Gli
avvocati hanno affermato che: “I CIE sono dei luoghi di detenzione
a tutti gli effetti e privi di garanzie che sono proprie delle
carceri. Sebbene manchino le condizioni di sovraffollamento tipiche
degli istituti di pena e le stanze rimangano aperte, i reparti dove
vivono le persone trattenute sono chiusi a chiave e gli spazi
all'aperto loro riservati sono angusti.
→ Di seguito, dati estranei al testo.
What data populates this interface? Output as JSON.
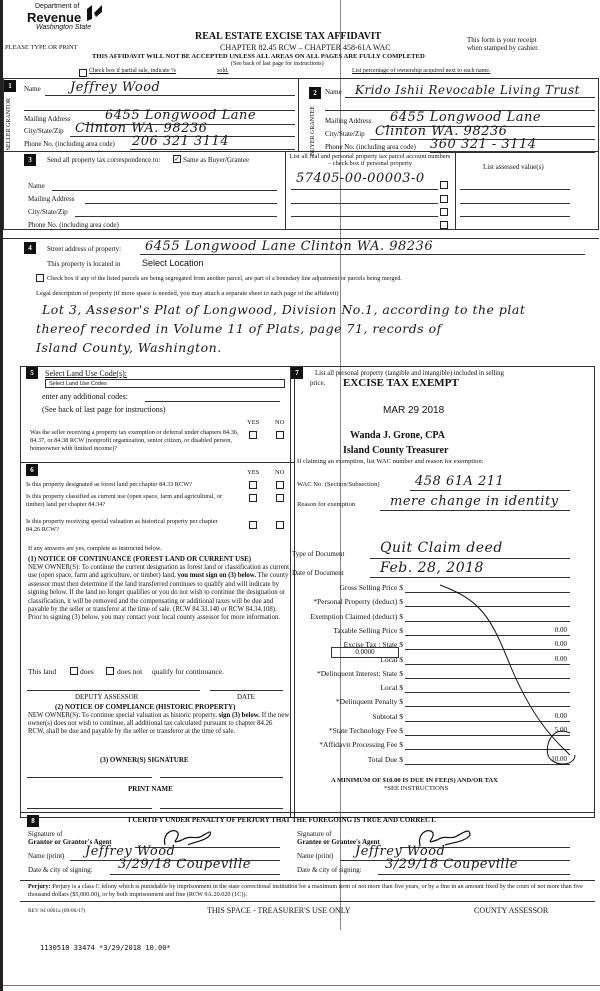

Inoltre, rispetto al carcere,
dove i detenuti sanno di cosa sono accusati e quanto dovranno
rimanere ristretti, all'interno dei CIE gli ospiti non sanno quando
usciranno; e li preoccupa constatare che dentro con loro ci sono
persone trattenute anche da un anno, in balia dell'incertezza ma
anche dell'ozio, visto che nella struttura non ci sono biblioteche,
né corsi di alfabetizzazione o attrezzature sportive. Ne deriva
un'atmosfera di spaesamento che si traduce in molteplici, quanto
generiche, domande di aiuto che il trattenuto rivolge al visitatore”.
“Se si
aggiungono”, hanno continuato gli avvocati, “ che per due terzi
si tratta di ex detenuti che sono passati direttamente dal carcere al
CIE, vedendosi così negare non solo la libertà che avevano atteso
contando i giorni, ma anche l'assistenza sanitaria di cui godevano in
carcere, allora si capisce come il tasso di afflizione di questi
centri sia addirittura maggiore del carcere. Nel CIE si rimane per lo
più in attesa di “identificazione” e, considerato che al 95% gli
ospiti sono stati ristretti in un carcere, quindi sono stati
certamente identificati da varie amministrazioni dello Stato, appare
evidente come la struttura non serva a risolvere, ma semmai
costituisca essa stessa un problema. Un problema che, peraltro, detto
per i duri di cuore, ha un notevole costo economico per le pubbliche
finanze”.
Il
Presidente della Camera Penale di Milano, l'avvocato Salvatore Scuto,
ha aggiunto: “Ai detenuti è assicurata l'assistenza sanitaria solo
per le cure urgenti, ma non hanno diritto ad altre prestazioni del
servizio sanitario nazionale. Quindi, quando si fanno male, vengono
portati al Pronto Soccorso per le prime cure, ma se dopo qualche
tempo, per un controllo, serve la risonanza magnetica, è un
problema”.
Infine:
le norme europee contemplano l'esistenza di questi centri e anche il
trattenimento delle persone fino a 18 mesi, ma come ricorda ancora
Scuto: “Solo come extrema ratio. Prima di arrivare a questo punto
devono essere messe in campo molte altre ipotesi, come ad esempio
l'obbligo di firma. Tra l'altro la gestione è molto complessa e
dispendiosa. Vengono impiegate molte risorse, ma il bilancio tra
benefici e costi è decisamente negativo”. Poi tutti hanno concluso
col dire: “Vogliamo accendere un faro...Noi chiediamo che si
affronti il problema in maniera più intelligente, senza arrivare a
una limitazione della libertà così pesante”.